Nieco większego rozmachu ataki łodzian nabrały chwilę po 60. minucie, kiedy szkoleniowiec wicelidera wprowadził na murawę Wojciecha Łuczaka i Łukasza Sekulskiego. Zaraz po tym z dystansu huknął Ramirez, a choć obrońcy zablokowali i ten strzał, futbolówkę po sekundzie zgarnął Bryła i zdołał uderzyć w światło bramki. Do szczęście pomocnikowi ŁKS-u zabrakło niewiele, niestety dla nas instynktowna interwencja bramkarza uratowała Puszczę przed stratą gola.

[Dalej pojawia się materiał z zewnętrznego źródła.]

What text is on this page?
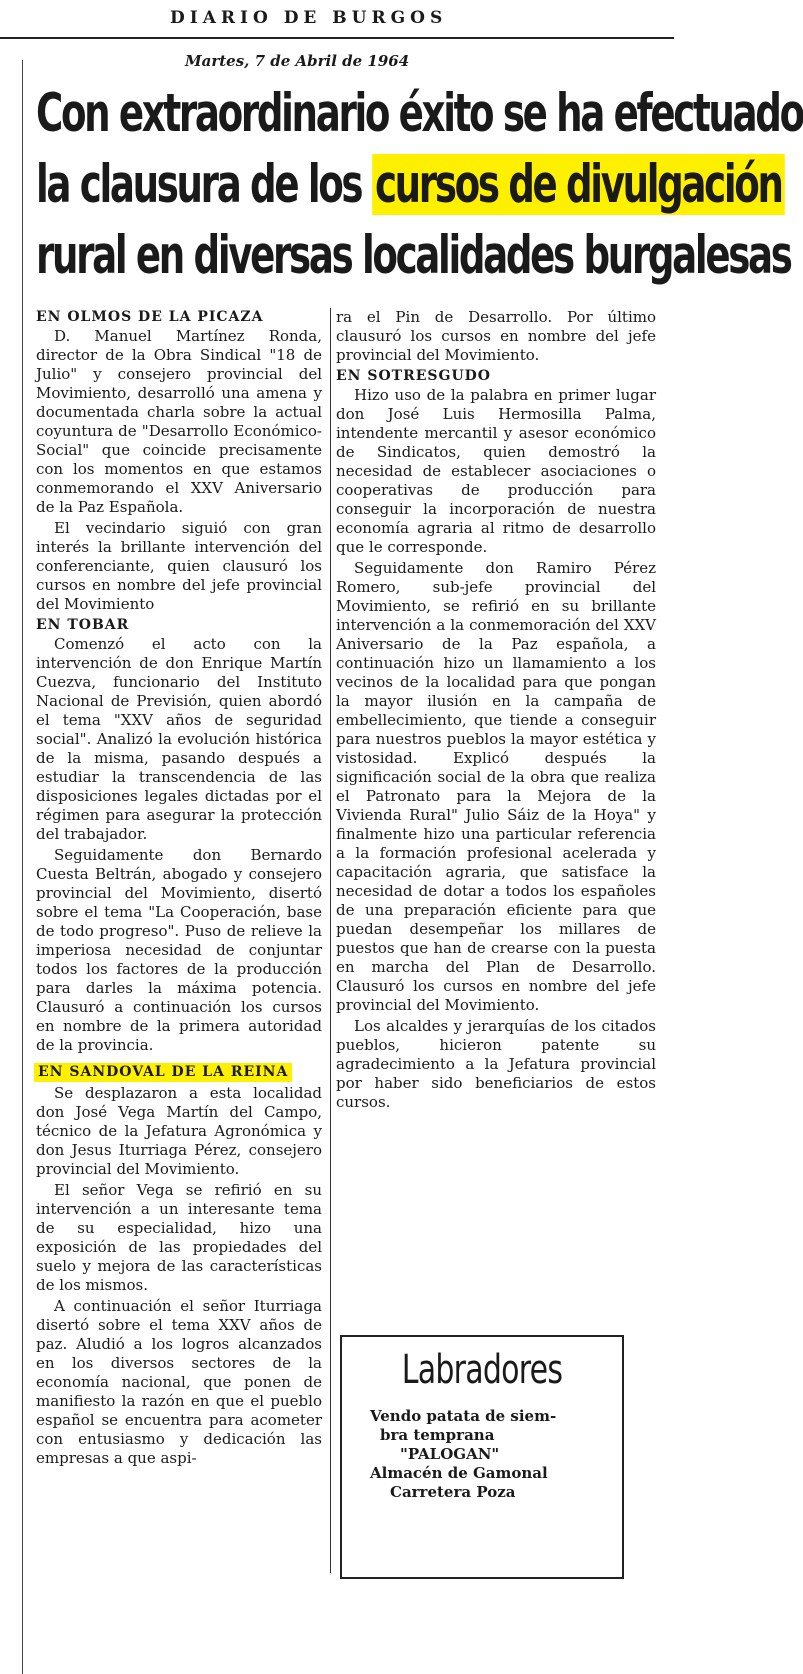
DIARIO DE BURGOS
Martes, 7 de Abril de 1964
Con extraordinario éxito se ha efectuado
la clausura de los cursos de divulgación
rural en diversas localidades burgalesas
EN OLMOS DE LA PICAZA

D. Manuel Martínez Ronda, director de la Obra Sindical "18 de Julio" y consejero provincial del Movimiento, desarrolló una amena y documentada charla sobre la actual coyuntura de "Desarrollo Económico-Social" que coincide precisamente con los momentos en que estamos conmemorando el XXV Aniversario de la Paz Española.

El vecindario siguió con gran interés la brillante intervención del conferenciante, quien clausuró los cursos en nombre del jefe provincial del Movimiento

EN TOBAR

Comenzó el acto con la intervención de don Enrique Martín Cuezva, funcionario del Instituto Nacional de Previsión, quien abordó el tema "XXV años de seguridad social". Analizó la evolución histórica de la misma, pasando después a estudiar la transcendencia de las disposiciones legales dictadas por el régimen para asegurar la protección del trabajador.

Seguidamente don Bernardo Cuesta Beltrán, abogado y consejero provincial del Movimiento, disertó sobre el tema "La Cooperación, base de todo progreso". Puso de relieve la imperiosa necesidad de conjuntar todos los factores de la producción para darles la máxima potencia. Clausuró a continuación los cursos en nombre de la primera autoridad de la provincia.

EN SANDOVAL DE LA REINA

Se desplazaron a esta localidad don José Vega Martín del Campo, técnico de la Jefatura Agronómica y don Jesus Iturriaga Pérez, consejero provincial del Movimiento.

El señor Vega se refirió en su intervención a un interesante tema de su especialidad, hizo una exposición de las propiedades del suelo y mejora de las características de los mismos.

A continuación el señor Iturriaga disertó sobre el tema XXV años de paz. Aludió a los logros alcanzados en los diversos sectores de la economía nacional, que ponen de manifiesto la razón en que el pueblo español se encuentra para acometer con entusiasmo y dedicación las empresas a que aspi-

ra el Pin de Desarrollo. Por último clausuró los cursos en nombre del jefe provincial del Movimiento.

EN SOTRESGUDO

Hizo uso de la palabra en primer lugar don José Luis Hermosilla Palma, intendente mercantil y asesor económico de Sindicatos, quien demostró la necesidad de establecer asociaciones o cooperativas de producción para conseguir la incorporación de nuestra economía agraria al ritmo de desarrollo que le corresponde.

Seguidamente don Ramiro Pérez Romero, sub-jefe provincial del Movimiento, se refirió en su brillante intervención a la conmemoración del XXV Aniversario de la Paz española, a continuación hizo un llamamiento a los vecinos de la localidad para que pongan la mayor ilusión en la campaña de embellecimiento, que tiende a conseguir para nuestros pueblos la mayor estética y vistosidad. Explicó después la significación social de la obra que realiza el Patronato para la Mejora de la Vivienda Rural" Julio Sáiz de la Hoya" y finalmente hizo una particular referencia a la formación profesional acelerada y capacitación agraria, que satisface la necesidad de dotar a todos los españoles de una preparación eficiente para que puedan desempeñar los millares de puestos que han de crearse con la puesta en marcha del Plan de Desarrollo. Clausuró los cursos en nombre del jefe provincial del Movimiento.

Los alcaldes y jerarquías de los citados pueblos, hicieron patente su agradecimiento a la Jefatura provincial por haber sido beneficiarios de estos cursos.

Labradores
Vendo patata de siem-
bra temprana
"PALOGAN"
Almacén de Gamonal
Carretera Poza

Potem sytuacja wicelidera z trudnej stała się bardzo zła, bo Maksymilian Rozwandowicz w odstępie kilku minut dwukrotnie obejrzał żółty kartonik i sędzia Artur Aluszczyk wyrzucił łódzkiego obrońcę z boiska. Ełkaesiacy nie poddawali się, ale dziś zwyczajnie wychodziło im na boisku mniej niż zawsze. Uderzenia z dystansu były niecelne, brakowało dokładności, brakowało i szczęścia, jak w 86. minucie, kiedy z ostrego kąta z woleja huknął Sekulski, a bramkarz Puszczy zdołał futbolówkę sparować na słupek.
Koniec końców ŁKS przegrał po raz pierwszy w tym roku i chociaż pogodzić się z tym trudno, miejmy nadzieję, że tę przykrą wpadkę uda się łodzianom wkrótce przekuć w coś dobrego. W piłkę potrafią przecież grać naprawdę nieźle.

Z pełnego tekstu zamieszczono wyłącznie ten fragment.